Design: 2×2 Within-Subjects Factorial (Geometry × Visibility).
Structure: 3 separate experiments (N= approx 23 each).
Data: ~80 trials per participant (Total trials per experiment \approx 1800).
Outcome: Continuous (Forward Error in pixels).
What I Did (The LME Approach)
I fit a trial-level LME using lme4 / lmerTest in R.
Contrast Coding: Sum-to-zero contrasts (+/-0.5) for both factors.
Random Effects: Maximal structure (Random Intercepts + Random Slopes for Geometry, Visibility, and Interaction). I use || (uncorrelated random effects) to aid convergence if the full matrix is singular.
Model Specification
model <- lmer(error ~ Geometry * Visibility +
(1 + Geometry * Visibility || ParticipantID),
data = df,
control = lmerControl(optimizer = "bobyqa"))
Omnibus Test
anova(model, ddf = "Kenward-Roger")
(Happy to share all code if interested for debate)
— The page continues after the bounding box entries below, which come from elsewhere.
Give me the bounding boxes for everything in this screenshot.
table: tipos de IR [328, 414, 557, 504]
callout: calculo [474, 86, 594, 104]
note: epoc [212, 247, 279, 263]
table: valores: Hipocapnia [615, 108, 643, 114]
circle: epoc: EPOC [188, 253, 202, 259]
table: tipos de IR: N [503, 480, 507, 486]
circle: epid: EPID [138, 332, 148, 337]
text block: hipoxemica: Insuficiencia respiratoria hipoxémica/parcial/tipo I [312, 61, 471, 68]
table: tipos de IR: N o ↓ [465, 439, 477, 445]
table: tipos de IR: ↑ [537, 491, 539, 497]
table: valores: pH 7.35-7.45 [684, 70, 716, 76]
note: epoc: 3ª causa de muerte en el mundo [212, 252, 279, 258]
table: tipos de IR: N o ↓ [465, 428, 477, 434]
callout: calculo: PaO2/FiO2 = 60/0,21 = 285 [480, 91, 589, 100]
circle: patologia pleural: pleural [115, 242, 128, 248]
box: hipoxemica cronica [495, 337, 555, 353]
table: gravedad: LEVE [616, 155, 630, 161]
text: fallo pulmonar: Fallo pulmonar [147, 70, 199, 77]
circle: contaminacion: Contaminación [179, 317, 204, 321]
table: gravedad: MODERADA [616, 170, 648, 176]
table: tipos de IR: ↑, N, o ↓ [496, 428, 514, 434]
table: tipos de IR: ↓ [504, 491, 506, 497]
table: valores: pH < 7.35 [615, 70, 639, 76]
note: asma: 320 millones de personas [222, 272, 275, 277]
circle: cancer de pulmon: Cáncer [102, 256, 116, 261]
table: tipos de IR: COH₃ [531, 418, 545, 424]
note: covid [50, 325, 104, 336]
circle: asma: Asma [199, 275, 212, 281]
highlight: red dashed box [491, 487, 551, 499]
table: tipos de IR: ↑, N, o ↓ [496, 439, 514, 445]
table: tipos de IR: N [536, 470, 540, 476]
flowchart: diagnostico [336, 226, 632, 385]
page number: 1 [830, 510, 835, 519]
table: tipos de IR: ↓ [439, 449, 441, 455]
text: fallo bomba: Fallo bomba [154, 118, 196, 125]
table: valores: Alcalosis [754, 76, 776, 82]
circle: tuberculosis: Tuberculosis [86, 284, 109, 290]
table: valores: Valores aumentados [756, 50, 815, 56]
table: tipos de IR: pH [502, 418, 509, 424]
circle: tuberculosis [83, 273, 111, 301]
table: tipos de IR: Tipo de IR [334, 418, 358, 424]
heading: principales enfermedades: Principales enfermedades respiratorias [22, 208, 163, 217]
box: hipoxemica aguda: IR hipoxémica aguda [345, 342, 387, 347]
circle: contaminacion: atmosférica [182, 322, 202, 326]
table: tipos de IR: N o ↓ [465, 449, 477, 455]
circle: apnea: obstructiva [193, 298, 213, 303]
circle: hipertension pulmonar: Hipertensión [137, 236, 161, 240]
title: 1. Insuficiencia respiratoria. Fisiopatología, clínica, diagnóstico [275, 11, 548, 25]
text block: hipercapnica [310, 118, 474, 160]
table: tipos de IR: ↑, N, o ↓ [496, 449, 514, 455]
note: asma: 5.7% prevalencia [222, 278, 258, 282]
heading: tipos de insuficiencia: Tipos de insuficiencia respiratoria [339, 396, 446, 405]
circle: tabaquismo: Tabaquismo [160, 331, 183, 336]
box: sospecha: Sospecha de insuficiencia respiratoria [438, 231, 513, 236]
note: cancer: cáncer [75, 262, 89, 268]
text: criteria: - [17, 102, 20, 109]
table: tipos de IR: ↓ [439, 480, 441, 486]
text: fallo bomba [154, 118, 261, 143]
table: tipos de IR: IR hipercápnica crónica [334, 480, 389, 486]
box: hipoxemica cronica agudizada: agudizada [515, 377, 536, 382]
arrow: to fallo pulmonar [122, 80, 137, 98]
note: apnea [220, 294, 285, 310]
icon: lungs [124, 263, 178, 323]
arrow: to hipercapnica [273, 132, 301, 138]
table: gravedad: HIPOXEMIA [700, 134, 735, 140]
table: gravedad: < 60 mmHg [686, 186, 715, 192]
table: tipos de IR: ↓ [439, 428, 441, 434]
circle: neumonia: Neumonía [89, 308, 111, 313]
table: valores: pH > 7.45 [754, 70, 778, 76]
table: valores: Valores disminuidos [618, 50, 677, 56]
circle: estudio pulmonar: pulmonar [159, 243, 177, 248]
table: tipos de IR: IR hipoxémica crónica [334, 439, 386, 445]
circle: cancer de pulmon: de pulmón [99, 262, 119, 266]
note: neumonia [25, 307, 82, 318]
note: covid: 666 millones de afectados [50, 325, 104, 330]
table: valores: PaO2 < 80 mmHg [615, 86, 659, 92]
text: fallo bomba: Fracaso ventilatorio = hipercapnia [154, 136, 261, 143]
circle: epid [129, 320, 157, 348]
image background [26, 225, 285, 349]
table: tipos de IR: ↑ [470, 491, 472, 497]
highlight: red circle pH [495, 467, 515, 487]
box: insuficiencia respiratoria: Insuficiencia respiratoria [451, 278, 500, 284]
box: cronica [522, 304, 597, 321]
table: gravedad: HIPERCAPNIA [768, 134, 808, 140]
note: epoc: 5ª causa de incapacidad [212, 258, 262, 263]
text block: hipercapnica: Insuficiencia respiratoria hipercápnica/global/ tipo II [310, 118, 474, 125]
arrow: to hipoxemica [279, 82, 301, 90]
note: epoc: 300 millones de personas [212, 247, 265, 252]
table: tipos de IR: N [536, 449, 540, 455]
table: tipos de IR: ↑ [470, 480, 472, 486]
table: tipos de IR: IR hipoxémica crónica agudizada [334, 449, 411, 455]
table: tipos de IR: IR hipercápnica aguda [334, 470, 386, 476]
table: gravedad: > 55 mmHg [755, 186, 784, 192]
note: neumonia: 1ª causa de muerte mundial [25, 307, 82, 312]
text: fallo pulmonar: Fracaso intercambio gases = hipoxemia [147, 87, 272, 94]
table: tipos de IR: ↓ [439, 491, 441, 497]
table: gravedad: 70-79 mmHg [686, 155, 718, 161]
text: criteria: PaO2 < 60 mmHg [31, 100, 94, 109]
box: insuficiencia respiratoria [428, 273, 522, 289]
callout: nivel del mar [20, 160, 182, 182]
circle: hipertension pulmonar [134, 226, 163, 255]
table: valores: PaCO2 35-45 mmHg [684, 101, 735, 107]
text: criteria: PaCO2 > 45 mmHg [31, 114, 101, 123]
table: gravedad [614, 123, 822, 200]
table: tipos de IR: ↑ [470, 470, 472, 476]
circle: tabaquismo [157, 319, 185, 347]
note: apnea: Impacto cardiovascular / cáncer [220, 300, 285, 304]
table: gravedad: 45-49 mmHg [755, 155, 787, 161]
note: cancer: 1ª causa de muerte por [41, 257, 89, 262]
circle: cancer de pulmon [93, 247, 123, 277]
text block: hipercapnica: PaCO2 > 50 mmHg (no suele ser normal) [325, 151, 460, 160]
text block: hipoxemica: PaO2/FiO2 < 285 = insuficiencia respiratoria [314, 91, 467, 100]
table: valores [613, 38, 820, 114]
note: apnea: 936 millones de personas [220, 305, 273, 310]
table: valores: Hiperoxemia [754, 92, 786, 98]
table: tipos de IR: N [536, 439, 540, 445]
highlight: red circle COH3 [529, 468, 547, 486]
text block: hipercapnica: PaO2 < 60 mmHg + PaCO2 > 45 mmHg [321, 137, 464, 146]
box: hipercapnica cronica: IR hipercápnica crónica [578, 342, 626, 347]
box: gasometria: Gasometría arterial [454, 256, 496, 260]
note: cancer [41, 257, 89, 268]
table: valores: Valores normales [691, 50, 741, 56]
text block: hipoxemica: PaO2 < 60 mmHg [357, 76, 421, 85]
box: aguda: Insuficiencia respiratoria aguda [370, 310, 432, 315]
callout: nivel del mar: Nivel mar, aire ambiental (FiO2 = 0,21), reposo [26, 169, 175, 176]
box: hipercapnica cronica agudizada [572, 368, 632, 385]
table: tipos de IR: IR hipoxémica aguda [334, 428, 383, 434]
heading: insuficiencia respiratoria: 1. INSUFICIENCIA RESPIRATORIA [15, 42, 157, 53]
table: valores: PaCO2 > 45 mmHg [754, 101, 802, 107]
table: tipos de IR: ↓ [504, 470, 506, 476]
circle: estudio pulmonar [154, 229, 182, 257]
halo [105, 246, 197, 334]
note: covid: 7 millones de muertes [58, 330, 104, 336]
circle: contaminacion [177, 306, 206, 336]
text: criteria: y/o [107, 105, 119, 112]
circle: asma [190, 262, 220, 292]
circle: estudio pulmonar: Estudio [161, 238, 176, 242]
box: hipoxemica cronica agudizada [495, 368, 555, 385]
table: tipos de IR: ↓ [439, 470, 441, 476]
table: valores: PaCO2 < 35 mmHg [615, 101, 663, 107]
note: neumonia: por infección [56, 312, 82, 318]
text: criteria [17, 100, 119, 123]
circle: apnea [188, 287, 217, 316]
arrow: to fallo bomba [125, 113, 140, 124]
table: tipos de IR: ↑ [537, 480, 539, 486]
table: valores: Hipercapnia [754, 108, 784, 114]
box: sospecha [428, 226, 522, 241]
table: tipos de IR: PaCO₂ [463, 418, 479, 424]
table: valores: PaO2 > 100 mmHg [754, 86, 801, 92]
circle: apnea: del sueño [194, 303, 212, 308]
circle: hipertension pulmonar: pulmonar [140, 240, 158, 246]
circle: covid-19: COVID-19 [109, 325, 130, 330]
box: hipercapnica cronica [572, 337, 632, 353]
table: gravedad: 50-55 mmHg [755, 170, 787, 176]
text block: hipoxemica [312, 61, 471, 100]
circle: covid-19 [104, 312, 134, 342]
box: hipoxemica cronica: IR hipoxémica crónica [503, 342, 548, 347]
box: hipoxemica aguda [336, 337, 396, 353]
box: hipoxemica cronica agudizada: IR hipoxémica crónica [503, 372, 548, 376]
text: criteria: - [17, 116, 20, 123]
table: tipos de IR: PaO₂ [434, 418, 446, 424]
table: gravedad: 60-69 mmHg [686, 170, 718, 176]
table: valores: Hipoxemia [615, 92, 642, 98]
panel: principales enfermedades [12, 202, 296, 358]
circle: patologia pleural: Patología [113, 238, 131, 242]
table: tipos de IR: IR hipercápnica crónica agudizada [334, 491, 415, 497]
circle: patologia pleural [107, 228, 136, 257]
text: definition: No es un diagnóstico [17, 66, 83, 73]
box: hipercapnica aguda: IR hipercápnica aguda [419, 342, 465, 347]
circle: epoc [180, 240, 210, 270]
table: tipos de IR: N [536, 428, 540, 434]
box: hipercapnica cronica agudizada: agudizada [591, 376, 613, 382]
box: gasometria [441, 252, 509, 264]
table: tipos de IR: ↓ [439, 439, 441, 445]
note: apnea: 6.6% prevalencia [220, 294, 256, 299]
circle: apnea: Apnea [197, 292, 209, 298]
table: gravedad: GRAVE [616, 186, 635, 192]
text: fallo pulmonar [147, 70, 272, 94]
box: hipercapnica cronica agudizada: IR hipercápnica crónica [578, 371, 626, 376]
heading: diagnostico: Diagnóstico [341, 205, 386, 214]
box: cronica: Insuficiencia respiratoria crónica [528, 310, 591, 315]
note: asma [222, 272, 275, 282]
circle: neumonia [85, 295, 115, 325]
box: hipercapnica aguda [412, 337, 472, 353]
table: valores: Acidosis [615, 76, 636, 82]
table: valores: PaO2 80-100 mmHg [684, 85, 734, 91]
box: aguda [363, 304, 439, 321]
The results also agree with a conventional participant-aggregated RM ANOVA. The RM ANOVA reproduces the same three significant effects (Geometry, Visibility, and their interaction). I had planned to put this RM ANOVA as an appendix sanity check and keep the LME as the main analysis. However, I am not yet fully secure in this decision, as I'm not fully secure with LMEs.
Caveat: Exploratory/secondary analysis: Because I observed noticeable individual variation, I refit models including Group (and interactions such as Geometry×Visibility×Group). So here, I am again interested in the participant.
What do you say to below argumentation for the LME vs RM ANOVA?
LME is the natural extension of RM ANOVA for trial-level repeated-measures data because it models within-subject dependence explicitly via random effects (intercepts + slopes).
It avoids listwise deletion if a participant has an incomplete cell after trial exclusion (not an issue here it seems). Unlike ANOVA, which treats all participant means as equally reliable regardless of variance or trial count, LME weighs subject-level estimates by their precision. This makes the LME estimates (betas) more robust to noisy participants than ANOVA means, even when p-values align. --> We have unbalanced data due to missing trials and 2-step trial level exclusions. Partial Pooling in LMEs, making results more robust
Trial-Level Power vs Aggregation: We have approx. 1800 trials per Exp, aggregating these down to a single mean per condition throws away information about trial-by-trial variance (we have a random speed jitter response error as well as a random starting position). The lme models raw data at trial-level, it uses all retained trials, while still testing effects against between-participant variability (via random slopes), and here it matches the RM ANOVA conclusions.
However, Occam’s Razor usually suggests using the simpler tool (ANOVA)
Efficiency (Parsimonious): with participants as fixed, RM ANOVA has to calculate the specific intercept for each--it learns the identity. The LME calculates the variance (SD) of the participants group and then has more power to detect actual experimental effects (Geometry / Visibility).
Please debate with me on the above reasoning! Thank you!